Dear all,
In KCRI's Illumina Basecall workflow, I always used to run FastQScreen
(with GCHR38 for human, and UniVec_Core for contaminants) to detect
contamination.
It's slow but it gives easily interpretable output (including graphs and
MultiQC integration), and if desired you very easily make it "bucket"
the reads into the database(s) that they map on.
When I copied the job into the Nanopore basecall workflow I was in for a
surprise. The jobs took forever or ran out of requested HPC memory (if I
remember well, even 96G didn't cut it for some runs).
Clearly, like FastQC, FastQScreen is an oldie, and especially read
mapping (which is effectively what it does) has since been optimised a
lot. My intuition would be that e.g. KMA would do this in a fraction of
the time. (cc-ing Philip in case he's not on this list)
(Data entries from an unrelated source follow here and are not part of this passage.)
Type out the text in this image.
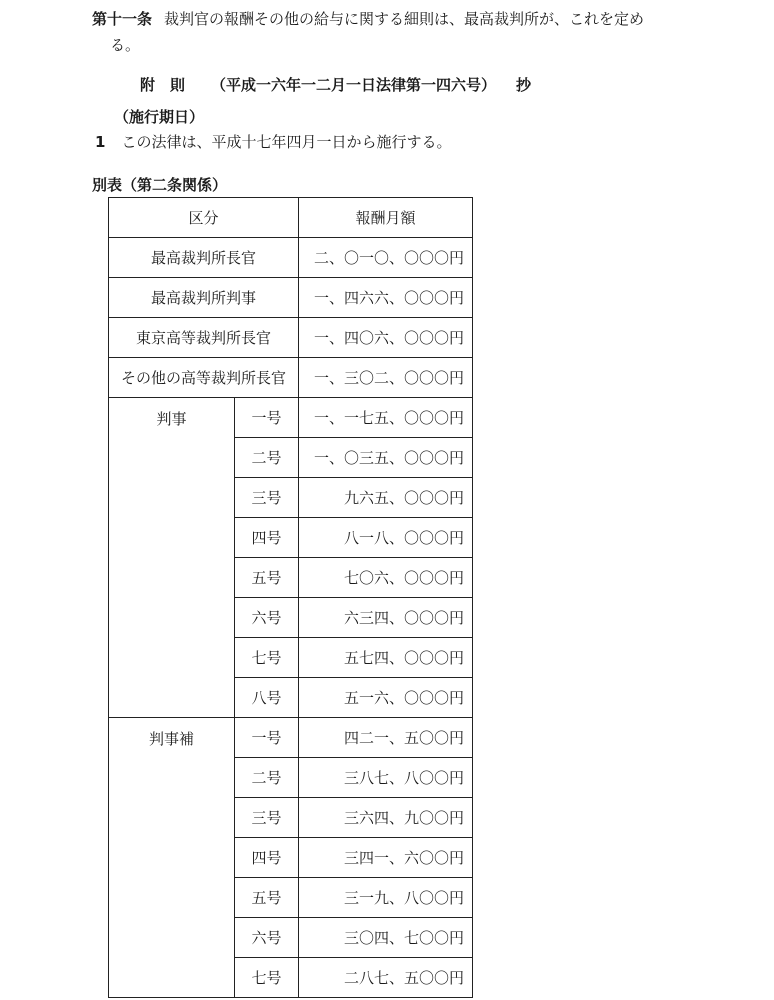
第十一条 裁判官の報酬その他の給与に関する細則は、最高裁判所が、これを定め
る。
附　則 （平成一六年一二月一日法律第一四六号） 抄
（施行期日）
1 この法律は、平成十七年四月一日から施行する。
別表（第二条関係）
区分		報酬月額
最高裁判所長官		二、〇一〇、〇〇〇円
最高裁判所判事		一、四六六、〇〇〇円
東京高等裁判所長官		一、四〇六、〇〇〇円
その他の高等裁判所長官		一、三〇二、〇〇〇円
判事	一号	一、一七五、〇〇〇円
	二号	一、〇三五、〇〇〇円
	三号	九六五、〇〇〇円
	四号	八一八、〇〇〇円
	五号	七〇六、〇〇〇円
	六号	六三四、〇〇〇円
	七号	五七四、〇〇〇円
	八号	五一六、〇〇〇円
判事補	一号	四二一、五〇〇円
	二号	三八七、八〇〇円
	三号	三六四、九〇〇円
	四号	三四一、六〇〇円
	五号	三一九、八〇〇円
	六号	三〇四、七〇〇円
	七号	二八七、五〇〇円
The only thing that FastQScreen effectively adds to the mapping is the
user-friendly table and graph.
Anyone keen to add a newer mapper to FastQScreen (it now has BWA and
Bowtie2 as options, if I remember well)? Alternatively, suggestions for
an alternative to FastQScreen?
During the CoP meeting, more suggestions were made:
- Use Kraken (with the added advantage of getting much more
information than the "yes/no contamination" from FastQScreen), including
quantification of cross-sample/species contamination
- Why detect contamination on reads, when it's much easier to do this
on the assembly, contaminants will come "falling out" anyway
- Also: for assemblies there are tools such as CheckM (for quantifying
both completeness and contamination, including within-species)
Marco